Climax: In the title card this movie boasts that it is a "French film and proud", it should also add "a Gaspar Noe French film and proud" because it is unabashedly his, so, if you don't like his other films or are tired of his stuff, you should stay way far away..  The plotline is that it's a group of French dancers who get together one night, drink acid-spiked sangria and freak out., as they try to figure out who's poisoned them.  Of course that's not really the full film but it also kind of is.  I'm not sure the last time that I saw a film with such a specific viewpoint of what it is and how it wants to operate.  It opens with a scene of a person struggling through a snowscape, then goes into a looooong sequence of dancers being interviewed for the project, then breaks into a 6+ minute spellbinding dance sequence.  Credits and title cards seem to break in out of nowhere, one set turning up over halfway through the film.  After the aforementioned sangria is drunk, the film basically turns into a slow descent into hell, with the occasional dance sequence and the last 15 minutes are almost impossible to watch and tell what is going on.  It's a wholly unique challenging watch, almost confrontational with what it wants to reveal to its audience.  I greatly enjoyed it (And I'm really not that into dancing) but I also understand that it's going to drive a lot of people up the wall.

Posted

I really loved Hara-Kiri: Death of a Samurai. I loved the 1960s original and loved Miike’s remake.  This will be a top 10 pick for me.
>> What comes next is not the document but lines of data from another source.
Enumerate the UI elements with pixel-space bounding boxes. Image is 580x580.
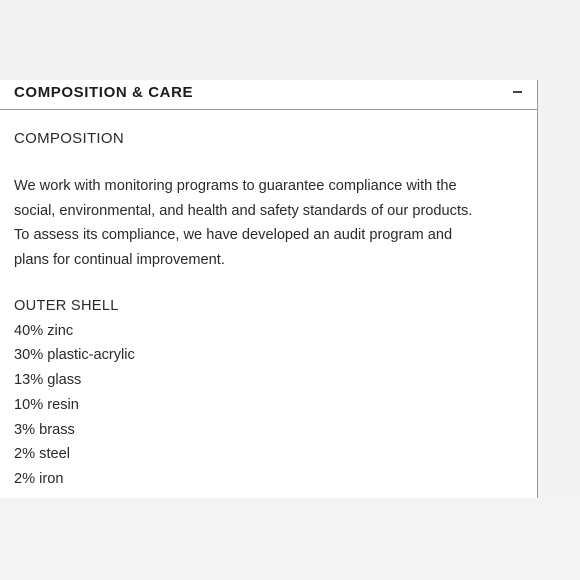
material-item: 2% steel	[14, 446, 70, 463]
accordion-title: COMPOSITION & CARE	[14, 84, 194, 101]
materials-list	[14, 319, 524, 493]
outer-shell-heading: OUTER SHELL	[14, 298, 119, 314]
page-background-bottom	[0, 498, 580, 580]
accordion-header[interactable]	[0, 80, 538, 110]
material-item: 10% resin	[14, 396, 79, 413]
material-item: 40% zinc	[14, 322, 74, 339]
accordion-body	[14, 130, 524, 492]
description-line: We work with monitoring programs to guarantee compliance with the	[14, 178, 457, 194]
description-line: plans for continual improvement.	[14, 251, 225, 268]
outer-shell-section	[14, 294, 524, 492]
description-line: To assess its compliance, we have developed an audit program and	[14, 227, 453, 243]
collapse-button[interactable]	[510, 82, 526, 102]
minus-icon	[513, 91, 522, 93]
material-item: 13% glass	[14, 372, 82, 389]
material-item: 3% brass	[14, 421, 75, 438]
material-item: 30% plastic-acrylic	[14, 347, 135, 364]
compliance-description	[14, 174, 524, 272]
material-item: 2% iron	[14, 471, 64, 488]
composition-care-panel	[0, 80, 538, 498]
description-line: social, environmental, and health and safety standards of our products.	[14, 202, 473, 219]
composition-heading: COMPOSITION	[14, 130, 124, 147]
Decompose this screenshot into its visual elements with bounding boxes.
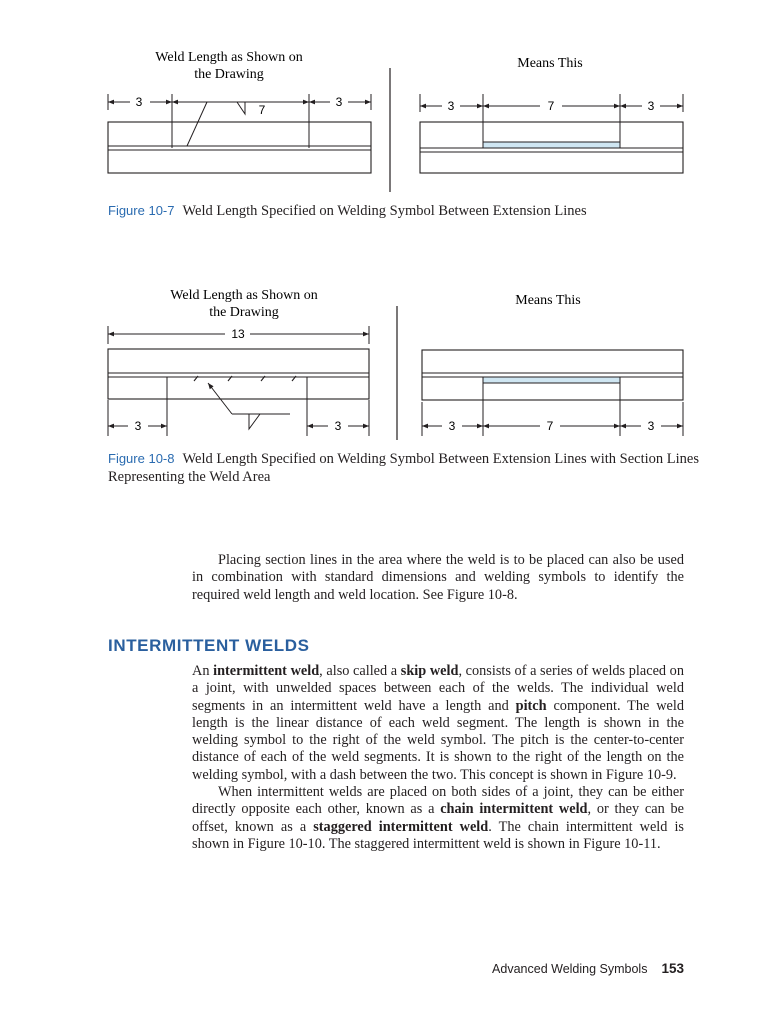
fig7-right-dim-left: 3	[447, 99, 455, 113]
intermittent-welds-body	[192, 663, 684, 853]
fig8-weld-bead	[483, 377, 620, 383]
fig8-dim-overall: 13	[231, 327, 245, 341]
fig8-caption-text: Weld Length Specified on Welding Symbol Between Extension Lines with Section Lines Representing the Weld Area	[108, 451, 699, 485]
fig8-right-plates	[422, 350, 683, 400]
paragraph-intermittent-weld: An intermittent weld, also called a skip weld, consists of a series of welds placed on a joint, with unwelded spaces between each of the welds. The individual weld segments in an intermittent weld have a length and pitch component. The weld length is the linear distance of each weld segment. The length is shown in the welding symbol to the right of the weld symbol. The pitch is the center-to-center distance of each of the weld segments. It is shown to the right of the length on the welding symbol, with a dash between the two. This concept is shown in Figure 10-9.	[192, 663, 684, 783]
fig7-right-title: Means This	[517, 56, 583, 71]
paragraph-section-lines	[192, 552, 684, 604]
fig7-right-dim-right: 3	[647, 99, 655, 113]
fig7-dim-left: 3	[135, 95, 143, 109]
term-intermittent-weld: intermittent weld	[213, 663, 320, 679]
fig7-caption-number: Figure 10-7	[108, 203, 175, 218]
section-heading: INTERMITTENT WELDS	[108, 636, 310, 655]
fig8-left-plates	[108, 349, 369, 399]
fig8-dim-left: 3	[134, 419, 142, 433]
term-skip-weld: skip weld	[400, 663, 459, 679]
fig7-weld-length: 7	[258, 103, 266, 117]
fig8-left-bottom-dimension	[108, 377, 369, 436]
paragraph-section-lines-text: Placing section lines in the area where the weld is to be placed can also be used in combination with standard dimensions and welding symbols to identify the required weld length and weld location. See Figure 10-8.	[192, 552, 684, 603]
fig8-right-dim-mid: 7	[546, 419, 554, 433]
fig8-caption-number: Figure 10-8	[108, 451, 175, 466]
fig7-caption-text: Weld Length Specified on Welding Symbol Between Extension Lines	[182, 203, 587, 219]
fig7-right-dim-mid: 7	[547, 99, 555, 113]
fig7-dim-right: 3	[335, 95, 343, 109]
fig8-left-title-1: Weld Length as Shown on	[170, 288, 318, 303]
paragraph-chain-staggered: When intermittent welds are placed on both sides of a joint, they can be either directly opposite each other, known as a chain intermittent weld, or they can be offset, known as a staggered intermittent weld. The chain intermittent weld is shown in Figure 10-10. The staggered intermittent weld is shown in Figure 10-11.	[192, 784, 684, 852]
fig8-right-dim-left: 3	[448, 419, 456, 433]
fig8-right-dim-right: 3	[647, 419, 655, 433]
footer-section-title: Advanced Welding Symbols	[492, 962, 648, 976]
figure-10-8-caption	[108, 450, 708, 486]
term-staggered-intermittent-weld: staggered intermittent weld	[313, 818, 489, 835]
term-pitch: pitch	[515, 697, 547, 714]
term-chain-intermittent-weld: chain intermittent weld	[440, 801, 588, 818]
fig8-dim-right: 3	[334, 419, 342, 433]
page-number: 153	[661, 961, 684, 976]
fig8-right-title: Means This	[515, 293, 581, 308]
fig8-left-title-2: the Drawing	[209, 305, 279, 320]
page-footer	[492, 961, 684, 976]
fig8-welding-symbol	[208, 383, 290, 429]
fig7-left-title-2: the Drawing	[194, 67, 264, 82]
fig7-left-title-1: Weld Length as Shown on	[155, 50, 303, 65]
The Blade of the Immortal is another great samurai film.

I Saw the Devil is another top contender for me. Incredibly bleak and horrifying.

Incendies the film that put Denis Villeneuvre on the map before Prisoners.

The Skin I Live In really hit me in the gut when I first saw it. Big fan of Almodovar.

Tyrannosaur great film about anger.

Uncle Boonmee Who Can Recall His Past Lives

The World of Kanako was another gut punch for me when I watched it for the first time last year. A great film about just how little a parent can know about how awful their child can be.

  • Like 2
Posted
18 hours ago, Curt McGirt said:

Confrontational is right. 

Climax_Poster_1200_1685_81_s.jpg

Haha, that's awesome, and a pretty good summary of this film.  I LOVED 'Enter the Void' and am bummed I can't vote it here because it was a Top 20 pick for me, maybe Top 10 if I found a way to revisit it before the poll.

Posted
55 minutes ago, caley said:

 I LOVED 'Enter the Void' and am bummed I can't vote it here because it was a Top 20 pick for me, maybe Top 10 if I found a way to revisit it before the poll.

Me too. Especially since it was eligible for the half-decade poll. I believe both RT and metacritic had it at 2010. Of course, it only had 2 votes in that poll.